DOS HOMBRES ABSURDOS

TENGO en el hotel de continuo a mi lado —escribía César a Alzugaray— dos compañeros absurdos: el uno es un alemán de estos rojos, fornidos, de cogote cuadrado; el otro, un noruego delgado y fino. El alemán, que es comandante de no sé qué arma, es un hombre inquieto, que no comprendo qué demonios hace. Continuamente anda llevando y trayendo maletas y cajas, acompañado de un criado triste, vestido de negro, que parece que está renegando de su oficio. El comandante debe dedicarse por las mañanas a hacer gimnasia, porque desde mi cuarto, que está pared por medio del suyo, le oigo dar saltos y echar pesas al suelo, que deben ser de media tonelada cada una, a juzgar por el ruido que hacen.

Todo esto lo hace a la voz de mando, y cuando algún movimiento no le sale bien se riñe a sí mismo.

Este alemán no para un momento; abre la puerta del salón, lo atraviesa, se asoma a la ventana, toma un periódico, lo deja. Es un tipo que me pone nervioso.

El noruego, al principio parecía un hombre razonable, algo adusto. A mí me miraba foscamente; yo le contemplaba con parecida fosquedad y me lo figuraba un pensador, un ibseniano que tenía la imaginación perdida entre los hielos de su país.
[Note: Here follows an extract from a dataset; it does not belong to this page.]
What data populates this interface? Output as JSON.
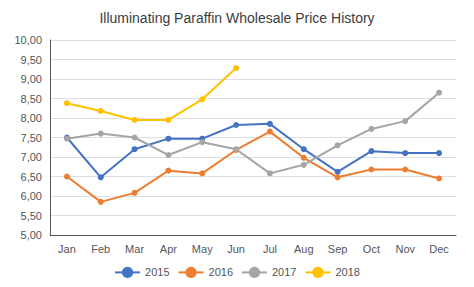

Alguna que otra vez le veía paseándose en el pasillo, frotándose las manos de una manera tan continua y tan frenética que sacaba un ruido de huesos.

De pronto, este señor se transforma como por arte de magia, empieza a bromear con los criados, baila agarrado a una silla, y el otro día lo vi solo dando vueltas al salón con un sombrero de papel en la cabeza, como los chicos que juegan a los soldados, y tocando una corneta, también de papel.

Le miré atónito, él se sonrió como un niño y me preguntó si me molestaba.

—No, no; nada de eso —le dije.

He preguntado en el hotel si este hombre está loco, y me han dicho que no, que es un profesor, un hombre de ciencia, a quien se conoce que le dan estos extraños arrechuchos de alegría.

Otra de las ocurrencias del noruego ha sido componer una serenata, una melodía vulgarísima que a ti te indignaría y que la ha dedicado A la bella Italia. Él mismo ha puesto la letra en italiano; pero como no sabe música, ha mandado venir a un pianista y le ha hecho escribir su serenata. Sobre todo, lo que quiere es que tenga mucho sentimiento; así que el pianista ha intercalado una serie de acotaciones con muchas pausas, que han dejado al noruego satisfecho. Casi todas las noches se canta la serenata A la bella Italia. Alguno que se quiere divertir se pone al piano, el noruego toma una actitud lánguida y entona su serenata. Unas veces va delante, otras detrás del piano, pero invariablemente cuando acaba oye el estrépito de los aplausos y saluda muy entusiasmado.

No sé si es que la gente se ríe de él, o si es él quien se ríe de la gente.

El otro día me dijo, en italiano macarrónico:

—Señor español; yo tengo buena vista, buen oído, buen olfato y… mucho sentimiento.

Yo no comprendí bien lo que me quería dar a entender y no le hice caso. Parece que el noruego se va pronto, y a medida que se acerca el día de la marcha se va poniendo fúnebre.